From: Greg KH <gregkh@linuxfoundation.org>
To: Paran Lee <p4ranlee@gmail.com>
Cc: colin.i.king@gmail.com, stable@vger.kernel.org,
Austin Kim <austindh.kim@gmail.com>
Subject: Re: [PATCH] writeback: expired dirty inodes can lead to a NULL dereference kernel panic issue in 'move_expired_inodes' function
Date: Fri, 8 Apr 2022 13:25:10 +0200 [thread overview]
Message-ID: <YlAblukBteUpVQC1@kroah.com> (raw)

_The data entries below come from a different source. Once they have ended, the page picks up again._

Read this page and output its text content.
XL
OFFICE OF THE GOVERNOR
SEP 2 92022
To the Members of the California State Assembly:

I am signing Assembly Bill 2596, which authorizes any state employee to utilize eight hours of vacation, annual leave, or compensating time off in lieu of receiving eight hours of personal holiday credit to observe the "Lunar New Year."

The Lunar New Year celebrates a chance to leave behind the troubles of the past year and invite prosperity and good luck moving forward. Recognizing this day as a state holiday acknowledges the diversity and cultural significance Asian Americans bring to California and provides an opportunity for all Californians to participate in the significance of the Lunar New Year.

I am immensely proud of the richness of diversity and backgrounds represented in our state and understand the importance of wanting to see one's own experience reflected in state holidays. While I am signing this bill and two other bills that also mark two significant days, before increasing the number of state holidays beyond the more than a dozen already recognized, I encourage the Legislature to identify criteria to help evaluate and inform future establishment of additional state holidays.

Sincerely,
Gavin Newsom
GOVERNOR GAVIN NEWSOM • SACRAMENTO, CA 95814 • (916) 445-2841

In-Reply-To: <20220408071833.GA14552@DESKTOP-S4LJL03.localdomain>
On Fri, Apr 08, 2022 at 04:18:33PM +0900, Paran Lee wrote:
> writeback: expired dirty inodes can lead to a NULL dereference kernel panic issue in 'move_expired_inodes' function
>
> Hello, Colin Ian King.
>
> I am Paran Lee.
>
> While tracing the null dereference kernel panic issue during the stress-ng(stress-ng-proc) test,
> I found the inode code block that could cause a null dereference kernel panic.
>
> If this issue is confirmed as a bug that may have occurred in the past, wouldn't it be added to the link below?
>
> @ Bugs found with stress-ng
> - https://github.com/ColinIanKing/stress-ng#bugs-found-with-stress-ng
>
> * kernel log
>
> [21881.096120] ICMPv6: process `stress-ng-procf' is using deprecated sysctl (syscall) net.ipv6.neigh.default.base_reachable_time - use net.ipv6.neigh.default.base_reachable_time_ms instead
> [22009.051158] BUG: unable to handle kernel NULL pointer dereference at 0000000000000008
> [22009.051167] IP: move_expired_inodes+0x59/0x1a0
> [22009.051168] PGD 0 P4D 0
> [22009.051170] Oops: 0002 [#1] SMP NOPTI
> ...
> [22009.051221] RIP: 0010:move_expired_inodes+0x59/0x1a0
> ...
> [22009.051257] Call Trace:
> [22009.051260] queue_io+0x66/0x110
> [22009.051262] wb_writeback+0x253/0x300
> [22009.051264] wb_workfn+0xc0/0x400
> [22009.051265] ? wb_workfn+0xc0/0x400
> [22009.051268] ? __switch_to_asm+0x35/0x70
> [22009.051272] process_one_work+0x1de/0x420
> [22009.051274] worker_thread+0x32/0x410
> [22009.051276] kthread+0x121/0x140
> [22009.051277] ? process_one_work+0x420/0x420
> [22009.051279] ? kthread_create_worker_on_cpu+0x70/0x70
> [22009.051280] ret_from_fork+0x1f/0x40
> [22009.051282] Code: 04 25 28 00 00 00 48 89 45 d0 31 c0 4c 89 75 c8 c7 45 b0 00 00 00 00 c7 45 b4 00 00 00 00 eb 76 48 8b 3b 48 8b 43 08 83 45 b0 01 <48> 89 47 08 48 89 38 48 8b 45 c0 48 89 58 08 48 89 03 48 8d 43
> [22009.051293] RIP: move_expired_inodes+0x59/0x1a0 RSP: ffffa2f68413bcb0
>
> * trace log on crash utility
>
> KERNEL: vmlinux-4.15.0-166-generic
> DUMPFILE: 202204072123-wb_inode-delaying_queue-list-null-check/dump.202204072123 [PARTIAL DUMP]
> CPUS: 4
> DATE: Fri Apr 8 06:23:30 2022
> UPTIME: 01:35:27
> LOAD AVERAGE: 8.30, 8.37, 9.17
> TASKS: 668
> NODENAME: ubuntu1804
> RELEASE: 4.15.0-166-generic
> VERSION: #174-Ubuntu SMP Wed Dec 8 19:07:44 UTC 2021
> MACHINE: x86_64 (2394 Mhz)
> MEMORY: 16 GB
> PANIC: "BUG: unable to handle kernel NULL pointer dereference at 0000000000000008"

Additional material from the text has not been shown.